The three figures in the cloud raise questions the Mirabilis Annus Secundus does not answer. Were they the same being in three different presentations — the same entity displaying itself successively as three different human types? Were they three separate beings using the cloud as a display medium? Was the sequential structure — man alone, man on horseback, beautiful woman — a deliberate programmatic presentation in ascending order of visual impressiveness? Was the cloud a craft using cloud-cover as camouflage, the opening a hatch, and the three figures crew members who briefly appeared at it? The account provides the observations. The interpretations remain available.
RESEARCHER’S NOTES:
The River Severn Cloud — Sequential Display, USO Origin, and the Editor Who Vouched for His Witnesses
- USO Classification Basis: The cloud’s origin from the River Severn water surface rather than from the sky or the horizon is the USO classification indicator. Something rose from beneath or within the river surface, assumed a kite-like cloud form as it ascended, and reached cloud altitude before displaying its three sequential figures. This water-to-sky transit places the 1661 River Severn event in the same category as the 1608 Mediterranean coastal events where craft transited between water and sky — making the Severn event one of the earliest documented English USO cases.

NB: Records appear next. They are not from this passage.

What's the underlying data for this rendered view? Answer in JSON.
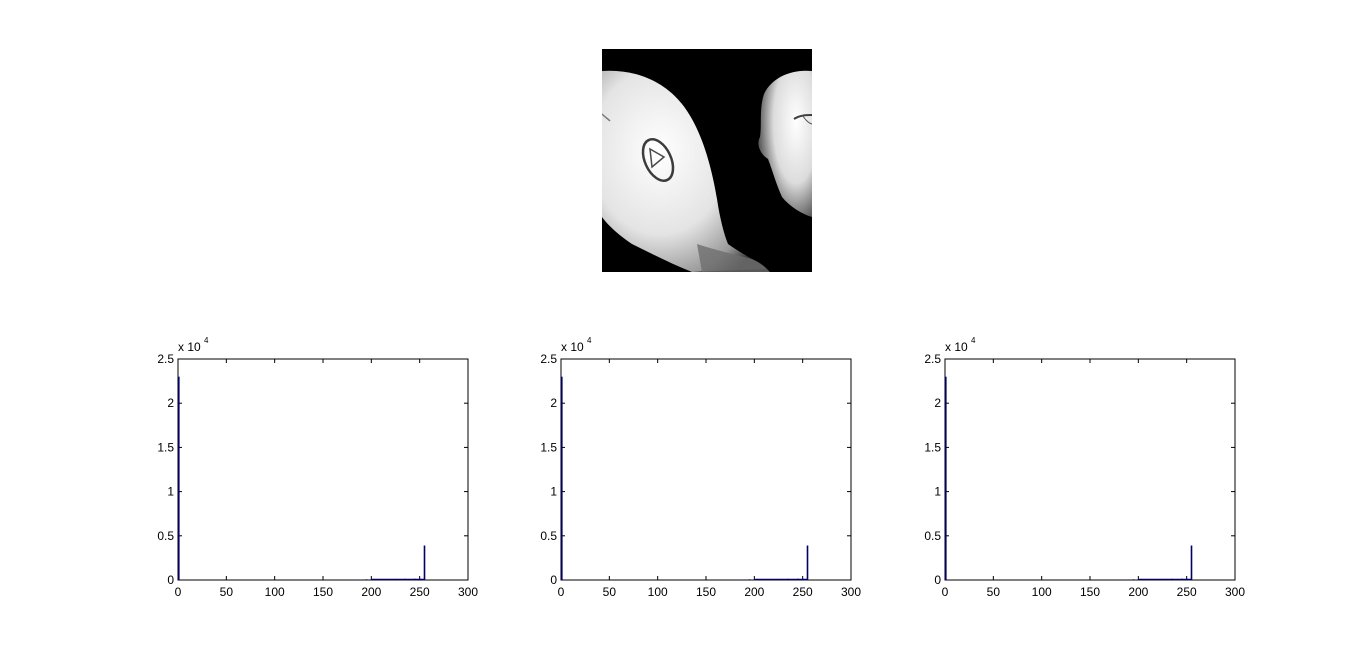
{
  "image": {
    "icon": "mri-head-rendering-image"
  },
  "colors": {
    "bar": "#000066",
    "axis": "#000000",
    "background": "#ffffff"
  },
  "chart_data": [
    {
      "type": "bar",
      "xlim": [
        0,
        300
      ],
      "ylim": [
        0,
        25000
      ],
      "xticks": [
        0,
        50,
        100,
        150,
        200,
        250,
        300
      ],
      "yticks": [
        0,
        5000,
        10000,
        15000,
        20000,
        25000
      ],
      "xtick_labels": [
        "0",
        "50",
        "100",
        "150",
        "200",
        "250",
        "300"
      ],
      "ytick_labels": [
        "0",
        "0.5",
        "1",
        "1.5",
        "2",
        "2.5"
      ],
      "y_exponent": {
        "base": "x 10",
        "power": "4"
      },
      "bars": [
        {
          "x": 0,
          "y": 23000
        },
        {
          "x": 180,
          "y": 60
        },
        {
          "x": 195,
          "y": 80
        },
        {
          "x": 205,
          "y": 100
        },
        {
          "x": 215,
          "y": 110
        },
        {
          "x": 225,
          "y": 120
        },
        {
          "x": 235,
          "y": 130
        },
        {
          "x": 245,
          "y": 140
        },
        {
          "x": 250,
          "y": 150
        },
        {
          "x": 255,
          "y": 3900
        }
      ]
    },
    {
      "type": "bar",
      "xlim": [
        0,
        300
      ],
      "ylim": [
        0,
        25000
      ],
      "xticks": [
        0,
        50,
        100,
        150,
        200,
        250,
        300
      ],
      "yticks": [
        0,
        5000,
        10000,
        15000,
        20000,
        25000
      ],
      "xtick_labels": [
        "0",
        "50",
        "100",
        "150",
        "200",
        "250",
        "300"
      ],
      "ytick_labels": [
        "0",
        "0.5",
        "1",
        "1.5",
        "2",
        "2.5"
      ],
      "y_exponent": {
        "base": "x 10",
        "power": "4"
      },
      "bars": [
        {
          "x": 0,
          "y": 23000
        },
        {
          "x": 185,
          "y": 60
        },
        {
          "x": 195,
          "y": 80
        },
        {
          "x": 205,
          "y": 100
        },
        {
          "x": 215,
          "y": 110
        },
        {
          "x": 225,
          "y": 120
        },
        {
          "x": 235,
          "y": 130
        },
        {
          "x": 245,
          "y": 140
        },
        {
          "x": 250,
          "y": 150
        },
        {
          "x": 255,
          "y": 3900
        }
      ]
    },
    {
      "type": "bar",
      "xlim": [
        0,
        300
      ],
      "ylim": [
        0,
        25000
      ],
      "xticks": [
        0,
        50,
        100,
        150,
        200,
        250,
        300
      ],
      "yticks": [
        0,
        5000,
        10000,
        15000,
        20000,
        25000
      ],
      "xtick_labels": [
        "0",
        "50",
        "100",
        "150",
        "200",
        "250",
        "300"
      ],
      "ytick_labels": [
        "0",
        "0.5",
        "1",
        "1.5",
        "2",
        "2.5"
      ],
      "y_exponent": {
        "base": "x 10",
        "power": "4"
      },
      "bars": [
        {
          "x": 0,
          "y": 23000
        },
        {
          "x": 185,
          "y": 60
        },
        {
          "x": 195,
          "y": 80
        },
        {
          "x": 205,
          "y": 100
        },
        {
          "x": 215,
          "y": 110
        },
        {
          "x": 225,
          "y": 120
        },
        {
          "x": 235,
          "y": 130
        },
        {
          "x": 245,
          "y": 140
        },
        {
          "x": 250,
          "y": 150
        },
        {
          "x": 255,
          "y": 3900
        }
      ]
    }
  ]
}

- Sequential Display as Programmatic Structure: The three figures appeared in a strict sequence — cloud opens, figure appears and moves, figure vanishes, cloud closes; repeat three times; cloud disperses. This sequential structure has no atmospheric explanation. Clouds do not open and close three times in sequence to display three different human-shaped figures. The sequential structure implies either a deliberate programmatic presentation by whatever was inside the cloud, or three separate access events by three different entities using the same cloud aperture. Either interpretation places this event far outside any natural phenomenon category.

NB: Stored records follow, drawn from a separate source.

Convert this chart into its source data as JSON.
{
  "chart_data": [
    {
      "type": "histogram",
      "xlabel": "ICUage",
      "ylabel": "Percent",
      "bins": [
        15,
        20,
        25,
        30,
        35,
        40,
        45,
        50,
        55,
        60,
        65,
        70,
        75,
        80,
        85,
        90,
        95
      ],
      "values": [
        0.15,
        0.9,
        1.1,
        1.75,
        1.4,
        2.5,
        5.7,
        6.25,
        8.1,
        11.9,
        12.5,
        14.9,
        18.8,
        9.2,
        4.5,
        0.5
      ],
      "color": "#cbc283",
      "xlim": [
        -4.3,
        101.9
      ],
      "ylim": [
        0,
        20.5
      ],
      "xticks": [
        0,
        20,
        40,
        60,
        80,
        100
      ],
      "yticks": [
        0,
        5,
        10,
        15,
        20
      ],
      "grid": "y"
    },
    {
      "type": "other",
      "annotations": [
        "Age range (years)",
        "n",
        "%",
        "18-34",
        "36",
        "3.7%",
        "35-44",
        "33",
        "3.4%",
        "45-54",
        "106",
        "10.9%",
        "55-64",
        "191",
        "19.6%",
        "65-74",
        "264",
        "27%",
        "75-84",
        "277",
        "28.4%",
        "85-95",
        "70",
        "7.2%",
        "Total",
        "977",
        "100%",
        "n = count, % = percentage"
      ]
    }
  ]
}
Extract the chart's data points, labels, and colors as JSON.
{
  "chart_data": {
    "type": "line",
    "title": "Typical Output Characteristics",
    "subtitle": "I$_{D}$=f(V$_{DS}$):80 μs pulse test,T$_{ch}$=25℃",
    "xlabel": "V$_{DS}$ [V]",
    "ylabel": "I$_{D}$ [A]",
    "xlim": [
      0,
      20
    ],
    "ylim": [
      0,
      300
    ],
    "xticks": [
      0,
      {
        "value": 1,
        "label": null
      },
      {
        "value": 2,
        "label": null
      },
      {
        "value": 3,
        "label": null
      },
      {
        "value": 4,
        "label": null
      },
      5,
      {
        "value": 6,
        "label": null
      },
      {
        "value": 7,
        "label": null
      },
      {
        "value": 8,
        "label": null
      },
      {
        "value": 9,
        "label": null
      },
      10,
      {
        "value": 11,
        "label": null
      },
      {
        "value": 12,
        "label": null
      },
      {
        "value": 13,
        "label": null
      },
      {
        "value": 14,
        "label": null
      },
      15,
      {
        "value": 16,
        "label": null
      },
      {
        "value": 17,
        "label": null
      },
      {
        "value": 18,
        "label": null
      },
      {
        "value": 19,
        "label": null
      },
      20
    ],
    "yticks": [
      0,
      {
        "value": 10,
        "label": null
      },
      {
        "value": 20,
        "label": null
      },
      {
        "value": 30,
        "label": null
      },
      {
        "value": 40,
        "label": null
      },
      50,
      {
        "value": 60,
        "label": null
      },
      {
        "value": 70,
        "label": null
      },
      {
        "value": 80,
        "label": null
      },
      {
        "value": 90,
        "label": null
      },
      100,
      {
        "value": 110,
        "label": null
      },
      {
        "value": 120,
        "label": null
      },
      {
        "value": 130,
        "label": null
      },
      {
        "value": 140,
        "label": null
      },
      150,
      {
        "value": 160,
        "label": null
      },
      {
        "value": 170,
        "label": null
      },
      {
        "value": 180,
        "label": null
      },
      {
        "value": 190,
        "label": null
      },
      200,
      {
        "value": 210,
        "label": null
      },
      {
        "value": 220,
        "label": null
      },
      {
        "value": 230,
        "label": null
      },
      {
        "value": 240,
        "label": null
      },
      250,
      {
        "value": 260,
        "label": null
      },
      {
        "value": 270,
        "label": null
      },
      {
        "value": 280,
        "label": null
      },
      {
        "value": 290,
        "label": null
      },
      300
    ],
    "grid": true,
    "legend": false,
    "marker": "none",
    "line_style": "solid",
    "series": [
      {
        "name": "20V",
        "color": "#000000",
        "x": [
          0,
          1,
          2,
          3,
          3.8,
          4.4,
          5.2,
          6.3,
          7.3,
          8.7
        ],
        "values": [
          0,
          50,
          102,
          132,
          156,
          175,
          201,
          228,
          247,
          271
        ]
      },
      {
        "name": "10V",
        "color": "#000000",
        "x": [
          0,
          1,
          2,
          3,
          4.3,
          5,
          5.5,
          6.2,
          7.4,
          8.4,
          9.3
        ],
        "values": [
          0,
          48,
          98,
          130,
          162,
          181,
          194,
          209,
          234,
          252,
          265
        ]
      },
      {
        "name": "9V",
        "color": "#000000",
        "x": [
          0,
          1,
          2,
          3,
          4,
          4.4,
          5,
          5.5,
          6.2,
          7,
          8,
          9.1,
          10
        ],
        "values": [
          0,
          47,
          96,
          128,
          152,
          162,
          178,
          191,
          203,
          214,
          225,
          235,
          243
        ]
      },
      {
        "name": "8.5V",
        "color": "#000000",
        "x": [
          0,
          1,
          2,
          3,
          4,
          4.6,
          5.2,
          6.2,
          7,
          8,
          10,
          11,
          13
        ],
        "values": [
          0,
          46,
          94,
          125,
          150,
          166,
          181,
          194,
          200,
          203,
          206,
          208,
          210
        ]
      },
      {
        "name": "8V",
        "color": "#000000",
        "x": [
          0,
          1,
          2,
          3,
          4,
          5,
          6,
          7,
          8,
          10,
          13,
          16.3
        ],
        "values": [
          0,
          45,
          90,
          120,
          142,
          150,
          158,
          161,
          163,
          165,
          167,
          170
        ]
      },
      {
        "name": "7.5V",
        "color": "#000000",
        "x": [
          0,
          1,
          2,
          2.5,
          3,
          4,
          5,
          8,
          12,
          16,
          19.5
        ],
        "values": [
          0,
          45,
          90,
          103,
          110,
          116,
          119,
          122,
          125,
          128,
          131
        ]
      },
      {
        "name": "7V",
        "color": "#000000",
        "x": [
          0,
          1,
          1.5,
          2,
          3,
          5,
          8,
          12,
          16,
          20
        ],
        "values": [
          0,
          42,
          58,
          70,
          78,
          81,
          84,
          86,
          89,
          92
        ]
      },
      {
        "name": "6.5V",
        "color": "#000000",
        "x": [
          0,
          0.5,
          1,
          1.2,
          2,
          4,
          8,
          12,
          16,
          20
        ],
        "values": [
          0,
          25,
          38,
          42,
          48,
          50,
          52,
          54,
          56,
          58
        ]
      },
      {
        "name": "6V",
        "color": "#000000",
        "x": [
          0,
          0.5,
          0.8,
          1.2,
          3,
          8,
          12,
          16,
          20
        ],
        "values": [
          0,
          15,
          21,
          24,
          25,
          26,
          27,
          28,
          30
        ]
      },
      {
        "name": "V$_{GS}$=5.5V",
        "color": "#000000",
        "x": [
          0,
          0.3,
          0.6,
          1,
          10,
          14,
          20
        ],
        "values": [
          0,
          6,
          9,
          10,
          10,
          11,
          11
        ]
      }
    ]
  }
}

- Witness Distribution Across Distances: The fact that witnesses were at multiple distances from the water — some close to the bank, some further away — and all observed the same events provides a distributed verification that atmospheric illusion or optical effect cannot account for. An optical effect that produces consistent observations from multiple distances and angles requires a genuine physical source rather than a localized visual phenomenon.
- The Editor’s Credibility Argument: The Mirabilis Annus Secundus compiler’s explicit statement vouching for witness credibility is one of the most direct editorial interventions in any pre-modern UAP account. He anticipated skepticism, addressed it specifically, and provided his credibility assessment in the same publication as the account. This editorial structure — account followed by credibility argument — is the pre-modern equivalent of a modern investigator’s witness assessment report. The editor considered the account important enough to defend and the witnesses credible enough to vouch for. His judgment is part of the record.

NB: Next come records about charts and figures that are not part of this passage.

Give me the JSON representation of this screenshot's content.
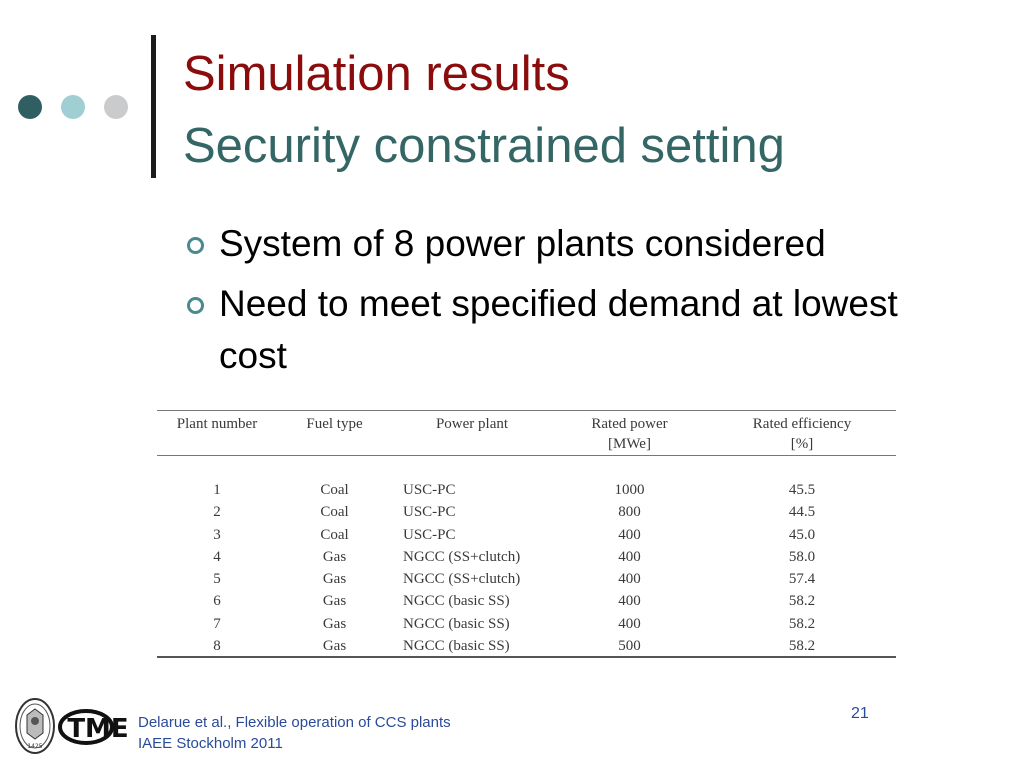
{
  "title": "Simulation results",
  "subtitle": "Security constrained setting",
  "bullets": [
    "System of 8 power plants considered",
    "Need to meet specified demand at lowest cost"
  ],
  "table": {
    "headers": {
      "plant_number": "Plant number",
      "fuel_type": "Fuel type",
      "power_plant": "Power plant",
      "rated_power": "Rated power",
      "rated_power_unit": "[MWe]",
      "rated_efficiency": "Rated efficiency",
      "rated_efficiency_unit": "[%]"
    },
    "rows": [
      {
        "num": "1",
        "fuel": "Coal",
        "plant": "USC-PC",
        "power": "1000",
        "eff": "45.5"
      },
      {
        "num": "2",
        "fuel": "Coal",
        "plant": "USC-PC",
        "power": "800",
        "eff": "44.5"
      },
      {
        "num": "3",
        "fuel": "Coal",
        "plant": "USC-PC",
        "power": "400",
        "eff": "45.0"
      },
      {
        "num": "4",
        "fuel": "Gas",
        "plant": "NGCC (SS+clutch)",
        "power": "400",
        "eff": "58.0"
      },
      {
        "num": "5",
        "fuel": "Gas",
        "plant": "NGCC (SS+clutch)",
        "power": "400",
        "eff": "57.4"
      },
      {
        "num": "6",
        "fuel": "Gas",
        "plant": "NGCC (basic SS)",
        "power": "400",
        "eff": "58.2"
      },
      {
        "num": "7",
        "fuel": "Gas",
        "plant": "NGCC (basic SS)",
        "power": "400",
        "eff": "58.2"
      },
      {
        "num": "8",
        "fuel": "Gas",
        "plant": "NGCC (basic SS)",
        "power": "500",
        "eff": "58.2"
      }
    ]
  },
  "footer": {
    "line1": "Delarue et al., Flexible operation of CCS plants",
    "line2": "IAEE Stockholm 2011"
  },
  "page_number": "21",
  "logos": {
    "seal_year": "1425",
    "tme_text": "TME"
  },
  "colors": {
    "title": "#8b0c0c",
    "subtitle": "#356666",
    "bullet_marker": "#4a8a8d",
    "footer": "#2a4a9a"
  }
}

A cloud rose from the River Severn near Bristol in October 1661, shaped like a kite as it ascended, and when it was properly among the clouds it opened three times and showed fifteen or sixteen wedding guests a thin black man, a man on horseback, and a beautiful woman in sequence before dispersing. The Mirabilis Annus Secundus published it and vouched for every witness. Chris Aubeck recovered it. The archive holds it now — one of the earliest English USO events and one of the most structurally specific sequential entity display accounts in the pre-modern record. Whatever rose from the Severn that October afternoon had three things to show fifteen witnesses, showed them in order, and when it was done it let the cloud go. The wedding guests walked home. The river kept its own counsel.